Removing the roadblocks to building highways
Award of highway contracts picked up pace after land acquisition, environment hurdles were cleared, but investors’ interest in the sector may take time. In the third of a four-part series, Business Standard looks at how the government will revive investme
Union Road Transport Minister Nitin Gadkari recently said the central government executed highway projects worth ~4.5 lakh crore since May 2014, but experts say the pace of awarding contracts in the coming year might slacken in a saturated market even though bottlenecks like land acquisition and environment clearance are out of the way.
Contractors have their hands full, and there aren’t enough consultants in the market to take up jobs now, according to an expert.
When the National Democratic Alliance government assumed office, there was a slowdown in the industry due to lack of private investment. According to an official, infrastructure activity picked up after the government decided to award more contracts on an EPC (engineering, procurement and construction) basis.
EPC projects are fully funded by the government and, therefore, debt-wary companies find them easier to execute.
At the same time, the government is attempting to improve private investment flows into the highways sector. A way by which this has been done is introducing hybrid-annuity models (HAMs), under which 18 projects have been awarded till December 2016. These contracts are partially (up to 40 per cent) funded by the central government.
The government support for road construction is expected to jump nearly 60 per cent next year to ~23,891.59 crore, as it chalks out big plans on roads. Currently, funds are not an issue with the government.

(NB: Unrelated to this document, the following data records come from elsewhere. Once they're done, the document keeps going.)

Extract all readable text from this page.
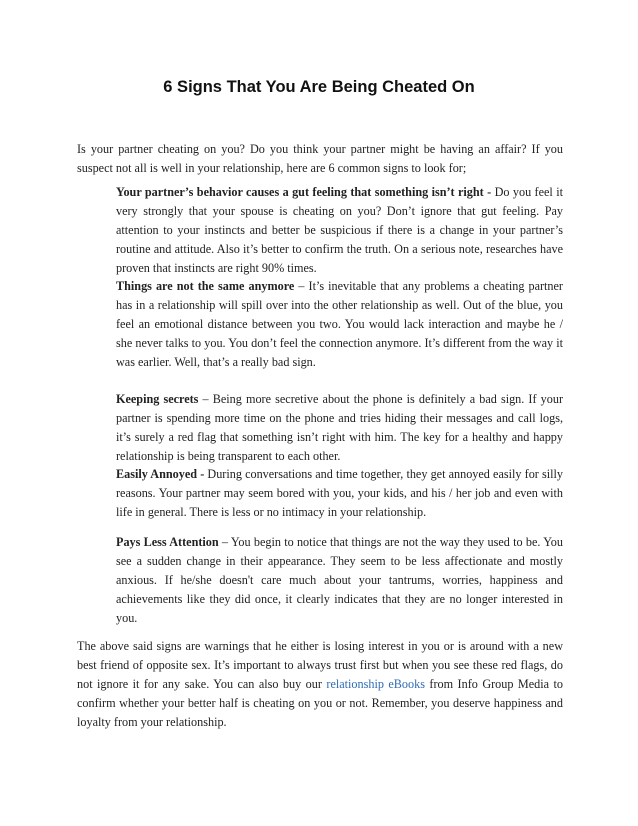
6 Signs That You Are Being Cheated On

Is your partner cheating on you? Do you think your partner might be having an affair? If you suspect not all is well in your relationship, here are 6 common signs to look for;

Your partner’s behavior causes a gut feeling that something isn’t right - Do you feel it very strongly that your spouse is cheating on you? Don’t ignore that gut feeling. Pay attention to your instincts and better be suspicious if there is a change in your partner’s routine and attitude. Also it’s better to confirm the truth. On a serious note, researches have proven that instincts are right 90% times.

Things are not the same anymore – It’s inevitable that any problems a cheating partner has in a relationship will spill over into the other relationship as well. Out of the blue, you feel an emotional distance between you two. You would lack interaction and maybe he / she never talks to you. You don’t feel the connection anymore. It’s different from the way it was earlier. Well, that’s a really bad sign.

Keeping secrets – Being more secretive about the phone is definitely a bad sign. If your partner is spending more time on the phone and tries hiding their messages and call logs, it’s surely a red flag that something isn’t right with him. The key for a healthy and happy relationship is being transparent to each other.

Easily Annoyed - During conversations and time together, they get annoyed easily for silly reasons. Your partner may seem bored with you, your kids, and his / her job and even with life in general. There is less or no intimacy in your relationship.

Pays Less Attention – You begin to notice that things are not the way they used to be. You see a sudden change in their appearance. They seem to be less affectionate and mostly anxious. If he/she doesn't care much about your tantrums, worries, happiness and achievements like they did once, it clearly indicates that they are no longer interested in you.

The above said signs are warnings that he either is losing interest in you or is around with a new best friend of opposite sex. It’s important to always trust first but when you see these red flags, do not ignore it for any sake. You can also buy our relationship eBooks from Info Group Media to confirm whether your better half is cheating on you or not. Remember, you deserve happiness and loyalty from your relationship.
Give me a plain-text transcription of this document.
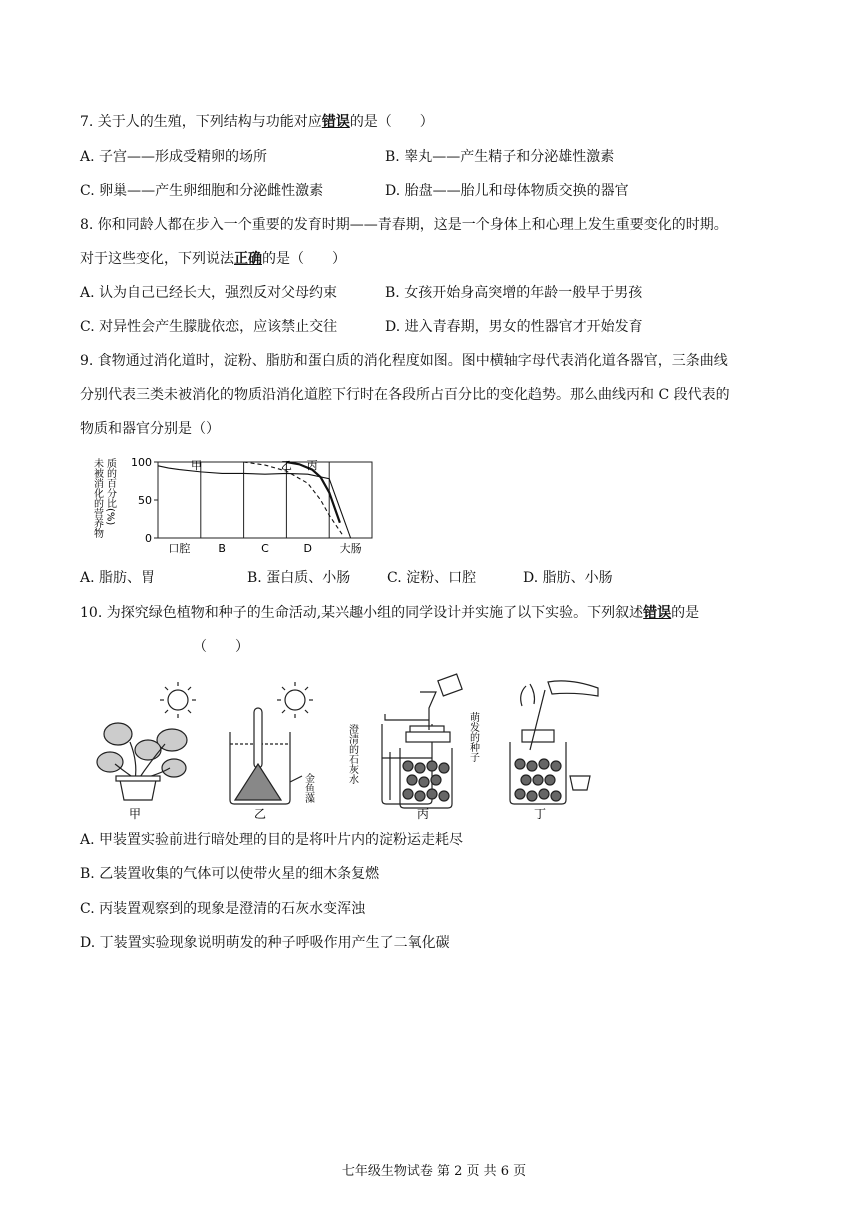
7. 关于人的生殖，下列结构与功能对应错误的是（　　）
A. 子宫——形成受精卵的场所	B. 睾丸——产生精子和分泌雄性激素
C. 卵巢——产生卵细胞和分泌雌性激素	D. 胎盘——胎儿和母体物质交换的器官
8. 你和同龄人都在步入一个重要的发育时期——青春期，这是一个身体上和心理上发生重要变化的时期。
对于这些变化，下列说法正确的是（　　）
A. 认为自己已经长大，强烈反对父母约束	B. 女孩开始身高突增的年龄一般早于男孩
C. 对异性会产生朦胧依恋，应该禁止交往	D. 进入青春期，男女的性器官才开始发育
9. 食物通过消化道时，淀粉、脂肪和蛋白质的消化程度如图。图中横轴字母代表消化道各器官，三条曲线
分别代表三类未被消化的物质沿消化道腔下行时在各段所占百分比的变化趋势。那么曲线丙和 C 段代表的
物质和器官分别是（）
未被消化的营养物 质的百分比(%)
0
50
100
口腔	B	C	D	大肠
甲	乙 丙
A. 脂肪、胃	B. 蛋白质、小肠	C. 淀粉、口腔	D. 脂肪、小肠
10. 为探究绿色植物和种子的生命活动,某兴趣小组的同学设计并实施了以下实验。下列叙述错误的是
（　　）
金鱼藻
澄清的石灰水	萌发的种子
甲	乙	丙	丁
A. 甲装置实验前进行暗处理的目的是将叶片内的淀粉运走耗尽
B. 乙装置收集的气体可以使带火星的细木条复燃
C. 丙装置观察到的现象是澄清的石灰水变浑浊
D. 丁装置实验现象说明萌发的种子呼吸作用产生了二氧化碳
七年级生物试卷 第 2 页 共 6 页
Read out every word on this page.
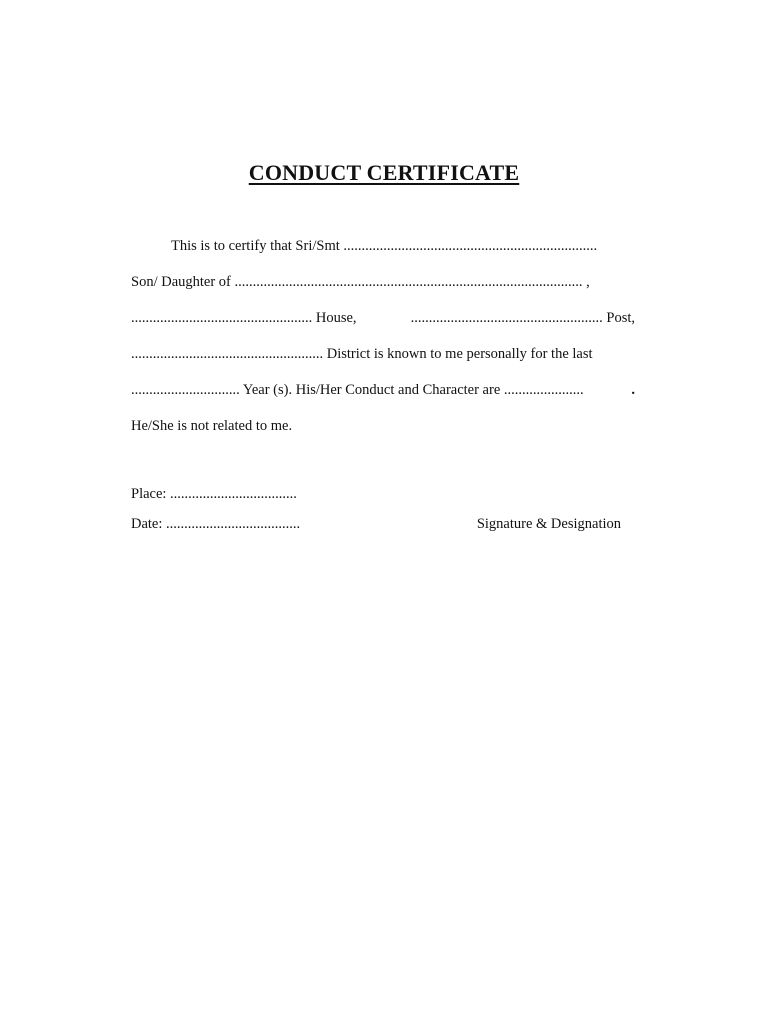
CONDUCT CERTIFICATE
This is to certify that Sri/Smt ......................................................................
Son/ Daughter of ................................................................................................ ,
.................................................. House,	..................................................... Post,
..................................................... District is known to me personally for the last
.............................. Year (s). His/Her Conduct and Character are ......................	.
He/She is not related to me.
Place: ...................................
Date: .....................................	Signature & Designation
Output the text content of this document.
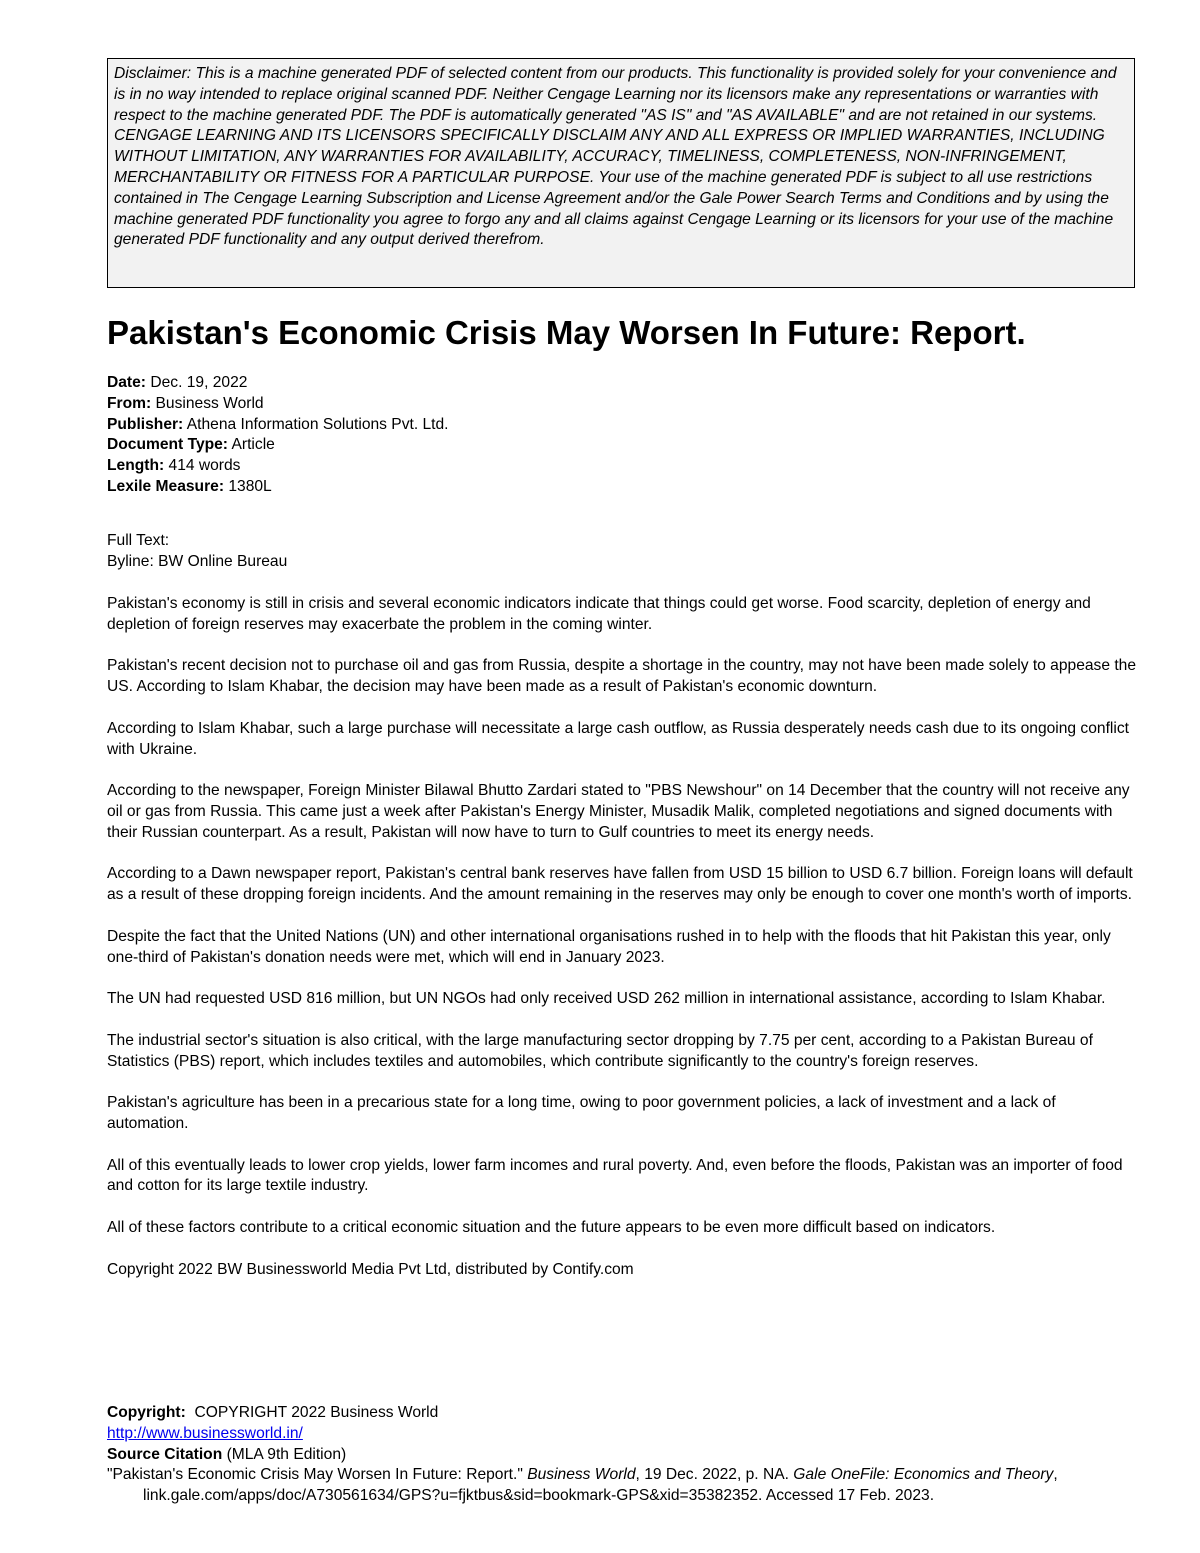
Disclaimer: This is a machine generated PDF of selected content from our products. This functionality is provided solely for your convenience and is in no way intended to replace original scanned PDF. Neither Cengage Learning nor its licensors make any representations or warranties with respect to the machine generated PDF. The PDF is automatically generated "AS IS" and "AS AVAILABLE" and are not retained in our systems. CENGAGE LEARNING AND ITS LICENSORS SPECIFICALLY DISCLAIM ANY AND ALL EXPRESS OR IMPLIED WARRANTIES, INCLUDING WITHOUT LIMITATION, ANY WARRANTIES FOR AVAILABILITY, ACCURACY, TIMELINESS, COMPLETENESS, NON-INFRINGEMENT, MERCHANTABILITY OR FITNESS FOR A PARTICULAR PURPOSE. Your use of the machine generated PDF is subject to all use restrictions contained in The Cengage Learning Subscription and License Agreement and/or the Gale Power Search Terms and Conditions and by using the machine generated PDF functionality you agree to forgo any and all claims against Cengage Learning or its licensors for your use of the machine generated PDF functionality and any output derived therefrom.
Pakistan's Economic Crisis May Worsen In Future: Report.
Date: Dec. 19, 2022
From: Business World
Publisher: Athena Information Solutions Pvt. Ltd.
Document Type: Article
Length: 414 words
Lexile Measure: 1380L
Full Text:
Byline: BW Online Bureau

Pakistan's economy is still in crisis and several economic indicators indicate that things could get worse. Food scarcity, depletion of energy and depletion of foreign reserves may exacerbate the problem in the coming winter.

Pakistan's recent decision not to purchase oil and gas from Russia, despite a shortage in the country, may not have been made solely to appease the US. According to Islam Khabar, the decision may have been made as a result of Pakistan's economic downturn.

According to Islam Khabar, such a large purchase will necessitate a large cash outflow, as Russia desperately needs cash due to its ongoing conflict with Ukraine.

According to the newspaper, Foreign Minister Bilawal Bhutto Zardari stated to "PBS Newshour" on 14 December that the country will not receive any oil or gas from Russia. This came just a week after Pakistan's Energy Minister, Musadik Malik, completed negotiations and signed documents with their Russian counterpart. As a result, Pakistan will now have to turn to Gulf countries to meet its energy needs.

According to a Dawn newspaper report, Pakistan's central bank reserves have fallen from USD 15 billion to USD 6.7 billion. Foreign loans will default as a result of these dropping foreign incidents. And the amount remaining in the reserves may only be enough to cover one month's worth of imports.

Despite the fact that the United Nations (UN) and other international organisations rushed in to help with the floods that hit Pakistan this year, only one-third of Pakistan's donation needs were met, which will end in January 2023.

The UN had requested USD 816 million, but UN NGOs had only received USD 262 million in international assistance, according to Islam Khabar.

The industrial sector's situation is also critical, with the large manufacturing sector dropping by 7.75 per cent, according to a Pakistan Bureau of Statistics (PBS) report, which includes textiles and automobiles, which contribute significantly to the country's foreign reserves.

Pakistan's agriculture has been in a precarious state for a long time, owing to poor government policies, a lack of investment and a lack of automation.

All of this eventually leads to lower crop yields, lower farm incomes and rural poverty. And, even before the floods, Pakistan was an importer of food and cotton for its large textile industry.

All of these factors contribute to a critical economic situation and the future appears to be even more difficult based on indicators.

Copyright 2022 BW Businessworld Media Pvt Ltd, distributed by Contify.com

Copyright: COPYRIGHT 2022 Business World
http://www.businessworld.in/
Source Citation (MLA 9th Edition)
"Pakistan's Economic Crisis May Worsen In Future: Report." Business World, 19 Dec. 2022, p. NA. Gale OneFile: Economics and Theory, link.gale.com/apps/doc/A730561634/GPS?u=fjktbus&sid=bookmark-GPS&xid=35382352. Accessed 17 Feb. 2023.
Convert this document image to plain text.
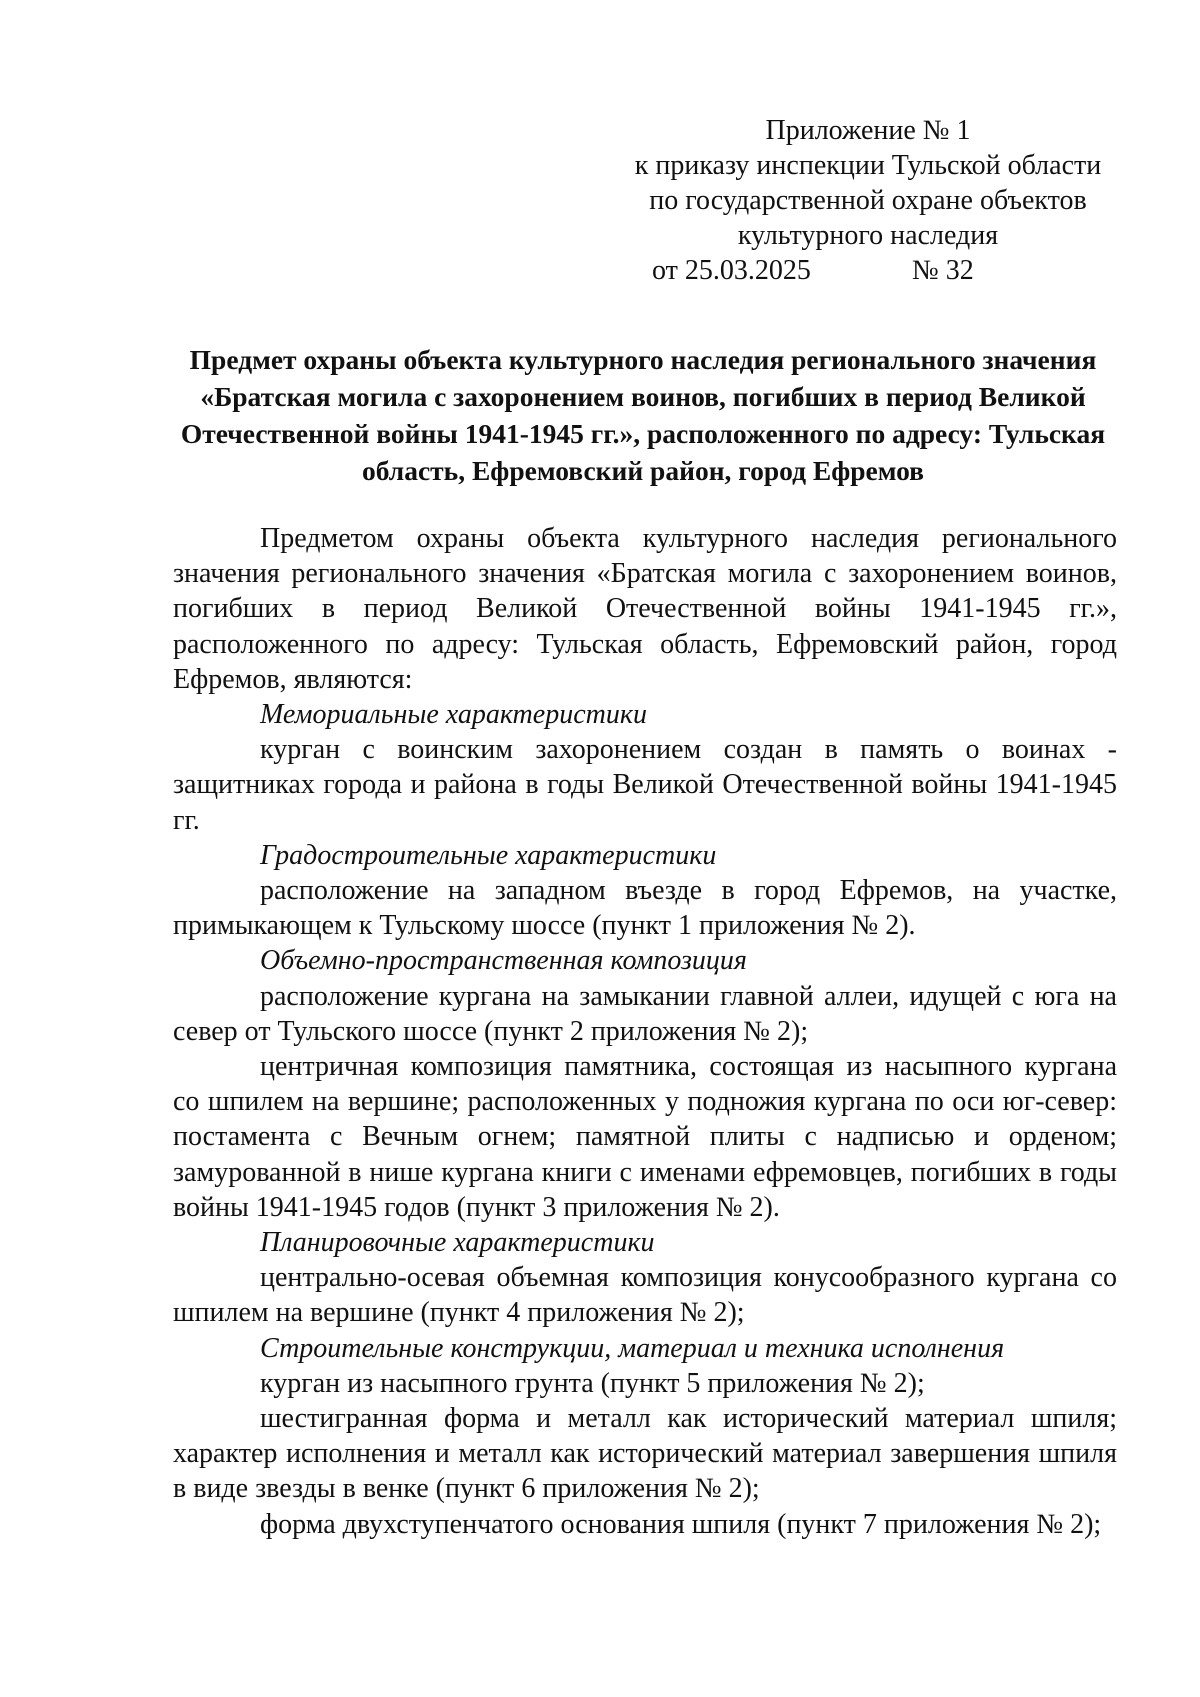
Приложение № 1
к приказу инспекции Тульской области
по государственной охране объектов
культурного наследия
от 25.03.2025	№ 32
Предмет охраны объекта культурного наследия регионального значения «Братская могила с захоронением воинов, погибших в период Великой Отечественной войны 1941-1945 гг.», расположенного по адресу: Тульская область, Ефремовский район, город Ефремов

Предметом охраны объекта культурного наследия регионального значения регионального значения «Братская могила с захоронением воинов, погибших в период Великой Отечественной войны 1941-1945 гг.», расположенного по адресу: Тульская область, Ефремовский район, город Ефремов, являются:

Мемориальные характеристики

курган с воинским захоронением создан в память о воинах - защитниках города и района в годы Великой Отечественной войны 1941-1945 гг.

Градостроительные характеристики

расположение на западном въезде в город Ефремов, на участке, примыкающем к Тульскому шоссе (пункт 1 приложения № 2).

Объемно-пространственная композиция

расположение кургана на замыкании главной аллеи, идущей с юга на север от Тульского шоссе (пункт 2 приложения № 2);

центричная композиция памятника, состоящая из насыпного кургана со шпилем на вершине; расположенных у подножия кургана по оси юг-север: постамента с Вечным огнем; памятной плиты с надписью и орденом; замурованной в нише кургана книги с именами ефремовцев, погибших в годы войны 1941-1945 годов (пункт 3 приложения № 2).

Планировочные характеристики

центрально-осевая объемная композиция конусообразного кургана со шпилем на вершине (пункт 4 приложения № 2);

Строительные конструкции, материал и техника исполнения

курган из насыпного грунта (пункт 5 приложения № 2);

шестигранная форма и металл как исторический материал шпиля; характер исполнения и металл как исторический материал завершения шпиля в виде звезды в венке (пункт 6 приложения № 2);

форма двухступенчатого основания шпиля (пункт 7 приложения № 2);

The financial situation is more comfortable because “you can monetise road projects”, an official told Business Standard.
This government and its predecessor (the United Progressive Alliance) have invested in the sector but the impact is less than what had been expected, according to Vishwas Udgirkar, partner, Deloitte Touche Tohmatsu India.
Operationalising policy decisions is taking time. Another expert, however, says there aren’t any bottlenecks as of now, so it is time the government went fast on awarding projects. “The government should not hesitate in awarding more projects,” he said.
Even as the government and the National Highways Authority of India (NHAI) gear up to award more highway projects in the coming months, the issue of stuck projects is still pending. The central government is facing hurdles in arranging debt for at least half of the 10 “chronic” highway contracts. National highway projects of more than ~8,600 crore turned “chronic” primarily due to issues relating to land acquisition, which impaired construction.
These projects were severely impacted by environment and forest clearances, local issues and aggressive bidding by overzealous companies. These 10 projects belong to a host of key construction players such as L&T, Gammon and Era Infra. They are in Tamil Nadu, Andhra Pradesh, Karnataka, Odisha, West Bengal, Haryana, Rajasthan and Uttarakhand. Banks have flagged these projects because they are susceptible to becoming NPAs. Of the total 46 highway contracts awarded till December 31, 2016, 24 projects have been awarded on EPC, 18 on hybrid-annuity and four on BOT (build-operate-transfer).
For 2017-18, the government has made a provision of ~2,41,381 crore for the transport sector as a whole. This includes rail, roads and shipping. The Budget allocation for highways alone has gone up to ~64,900 crore in 2017-18. The plan is to build 2,000 km of coastal connectivity roads. Besides, the ministry of road transport and highways, and the NHAI have set a target of constructing 15,000 km in 2017-18. The goal is steep as the minister himself admitted that the government would be unable to achieve the current financial year’s target of 10,000 km.
During April-December 2016, around 5,000 km of roads were constructed but the government is expected to fall short of its target by 2,000 km.